Today, I’m celebrating special books, those books that you can’t wait to tell your friends about or pass on to your sister. These are the books that became run-away bestsellers not through the marketing efforts of their publishers or authors but because people talked and talked and talked about them to anyone who would listen. They’re books that have been so startlingly different than other, more run-on-the-mill “good” novels that they’ve stood out in readers’ mind as exciting, special, and worthy of fan-girl-like devotion.
Some of my favorites have been
1. The Divine Secrets of the Ya-Ya Sisterhood by Rebecca Wells: This funny, touching story of Southern-fried female friendship is the follow-up to Little Altars Everywhere, which was originally published by a small press but became a word-of-mouth hit.
2. On Cold Mountain by Charles Frazier, was published by Atlantic Monthly Press, another small one. This sweeping, Civil War historical may have first been considered too literary for mainstream readers, but hand-selling and reader enthusiasm made it an enormous success.
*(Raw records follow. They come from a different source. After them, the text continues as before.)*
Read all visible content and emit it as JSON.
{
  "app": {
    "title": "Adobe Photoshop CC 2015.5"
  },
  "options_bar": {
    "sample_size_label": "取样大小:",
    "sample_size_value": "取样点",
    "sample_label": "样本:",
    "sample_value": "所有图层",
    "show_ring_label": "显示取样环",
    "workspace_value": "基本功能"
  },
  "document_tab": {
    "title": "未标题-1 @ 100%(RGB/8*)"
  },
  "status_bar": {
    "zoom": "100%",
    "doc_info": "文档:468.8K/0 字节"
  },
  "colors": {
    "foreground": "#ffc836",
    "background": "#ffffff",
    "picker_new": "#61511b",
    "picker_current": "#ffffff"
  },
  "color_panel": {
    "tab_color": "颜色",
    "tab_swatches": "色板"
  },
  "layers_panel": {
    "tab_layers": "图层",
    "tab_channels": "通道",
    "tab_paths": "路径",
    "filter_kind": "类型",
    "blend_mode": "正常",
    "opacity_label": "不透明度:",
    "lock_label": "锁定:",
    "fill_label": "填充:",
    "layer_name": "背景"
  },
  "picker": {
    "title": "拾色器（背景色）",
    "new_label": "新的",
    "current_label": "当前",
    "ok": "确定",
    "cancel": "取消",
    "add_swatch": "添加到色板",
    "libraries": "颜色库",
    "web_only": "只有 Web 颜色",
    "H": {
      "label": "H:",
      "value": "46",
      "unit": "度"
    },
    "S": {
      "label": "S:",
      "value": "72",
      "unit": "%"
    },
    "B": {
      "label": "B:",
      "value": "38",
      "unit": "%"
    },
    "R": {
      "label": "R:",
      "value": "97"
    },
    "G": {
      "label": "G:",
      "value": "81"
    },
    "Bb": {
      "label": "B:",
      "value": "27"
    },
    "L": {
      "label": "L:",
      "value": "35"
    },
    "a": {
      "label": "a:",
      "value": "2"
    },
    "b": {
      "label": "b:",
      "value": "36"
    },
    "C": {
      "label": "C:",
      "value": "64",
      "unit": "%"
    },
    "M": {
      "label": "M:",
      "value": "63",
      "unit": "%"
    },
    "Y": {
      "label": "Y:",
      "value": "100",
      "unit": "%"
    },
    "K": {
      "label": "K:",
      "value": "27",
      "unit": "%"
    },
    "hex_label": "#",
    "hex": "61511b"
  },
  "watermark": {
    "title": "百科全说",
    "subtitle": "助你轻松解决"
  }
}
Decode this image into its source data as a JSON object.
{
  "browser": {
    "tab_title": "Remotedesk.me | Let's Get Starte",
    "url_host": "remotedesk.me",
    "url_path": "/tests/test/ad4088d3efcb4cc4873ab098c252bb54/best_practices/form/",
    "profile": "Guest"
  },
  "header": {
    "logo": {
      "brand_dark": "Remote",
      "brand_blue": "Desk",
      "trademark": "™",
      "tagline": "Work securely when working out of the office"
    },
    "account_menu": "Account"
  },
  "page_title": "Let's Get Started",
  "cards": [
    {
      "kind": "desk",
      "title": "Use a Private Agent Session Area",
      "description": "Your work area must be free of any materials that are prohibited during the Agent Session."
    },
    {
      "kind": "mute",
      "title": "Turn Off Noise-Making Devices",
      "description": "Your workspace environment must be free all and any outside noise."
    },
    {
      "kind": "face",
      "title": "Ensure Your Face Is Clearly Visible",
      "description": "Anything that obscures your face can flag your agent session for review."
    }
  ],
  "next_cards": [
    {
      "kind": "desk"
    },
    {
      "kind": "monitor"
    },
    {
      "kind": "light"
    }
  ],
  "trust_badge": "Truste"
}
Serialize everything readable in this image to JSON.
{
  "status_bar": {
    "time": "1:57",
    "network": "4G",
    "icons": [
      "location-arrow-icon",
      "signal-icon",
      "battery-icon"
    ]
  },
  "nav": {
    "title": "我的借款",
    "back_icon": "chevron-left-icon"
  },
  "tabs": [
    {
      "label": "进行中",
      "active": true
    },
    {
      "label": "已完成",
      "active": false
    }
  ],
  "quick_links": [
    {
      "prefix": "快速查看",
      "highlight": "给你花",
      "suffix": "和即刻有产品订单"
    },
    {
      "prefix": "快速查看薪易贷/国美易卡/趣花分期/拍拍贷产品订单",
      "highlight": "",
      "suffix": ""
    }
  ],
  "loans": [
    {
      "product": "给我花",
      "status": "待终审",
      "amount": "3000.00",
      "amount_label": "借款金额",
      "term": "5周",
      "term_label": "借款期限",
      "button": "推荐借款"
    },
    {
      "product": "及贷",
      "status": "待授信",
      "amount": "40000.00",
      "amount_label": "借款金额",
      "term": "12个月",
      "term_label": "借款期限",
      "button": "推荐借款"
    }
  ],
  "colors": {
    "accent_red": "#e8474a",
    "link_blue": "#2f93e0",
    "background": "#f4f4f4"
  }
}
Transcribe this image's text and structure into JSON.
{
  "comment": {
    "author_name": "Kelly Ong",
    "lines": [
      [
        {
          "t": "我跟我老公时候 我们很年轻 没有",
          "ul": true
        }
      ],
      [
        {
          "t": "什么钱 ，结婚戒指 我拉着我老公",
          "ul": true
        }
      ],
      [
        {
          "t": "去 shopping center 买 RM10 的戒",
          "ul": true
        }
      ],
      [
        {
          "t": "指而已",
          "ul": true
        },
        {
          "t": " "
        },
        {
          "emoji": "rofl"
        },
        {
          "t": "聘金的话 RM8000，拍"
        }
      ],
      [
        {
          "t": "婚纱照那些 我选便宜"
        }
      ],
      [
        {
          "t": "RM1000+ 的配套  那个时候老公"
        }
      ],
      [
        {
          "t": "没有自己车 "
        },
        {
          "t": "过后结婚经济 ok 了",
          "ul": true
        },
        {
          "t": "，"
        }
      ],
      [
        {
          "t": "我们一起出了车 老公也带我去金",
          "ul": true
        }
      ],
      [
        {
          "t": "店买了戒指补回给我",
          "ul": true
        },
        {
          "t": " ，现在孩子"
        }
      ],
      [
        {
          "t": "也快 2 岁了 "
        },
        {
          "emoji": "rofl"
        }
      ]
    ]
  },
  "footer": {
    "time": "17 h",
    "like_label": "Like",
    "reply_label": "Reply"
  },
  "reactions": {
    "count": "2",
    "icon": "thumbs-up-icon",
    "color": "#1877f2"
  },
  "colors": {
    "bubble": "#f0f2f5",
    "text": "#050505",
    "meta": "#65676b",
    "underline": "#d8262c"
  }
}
3. The Lovely Bones by Alice Sebold: Who could have imagined that a murdered child telling her story from heaven could be so compelling? Although a larger publisher (Little, Brown and Co.) got behind it, enthusiastic fans and book clubs swept the book into bestsellerdom.
4. The DaVinci Code by Dan Brown: I’ve heard a lot of critics gripe about Dan Brown’s writing style (and I have to admit, his characters leave me cold), but there was something so fiercely-compelling about this bestselling thriller that it spawned legions of imitators, along with the inevitable “companion editions”. Was it the premise that captured the imaginations of millions, or was it the novel’s relentless pace? Whatever the magic ingredient, on one can deny the book had plenty of supporters eager to recommend it to their friends.
Other books I’ve eagerly recommended include The Poisonwood Bible, by Barbara Kingsolver, The Curious Incident of the Dog in the Night-time, by Mark Haddon, The No. 1 Ladies’ Detective Agency, by Alexander McCall Smith, and Skinny Dip, by Carl Hiaasen. Most have featured a unique voice or protagonist that truly made the book stand out as an original. Two of the books I’ve mentioned, The Da Vinci Code and The Poisonwood Bible have excited me because they’ve caused me to re-evaluate concepts I have previously taken for granted. I couldn’t stop thinking of any of them for days and remember them all clearly even years later.
So which books have roped you into helping spread the message in what is now termed “viral marketing”? What about these particular books compelled you, and do you think an author can do anything to increase his/her novel’s chances of resonating with the public, or do you feel this phenomena is outside of our control?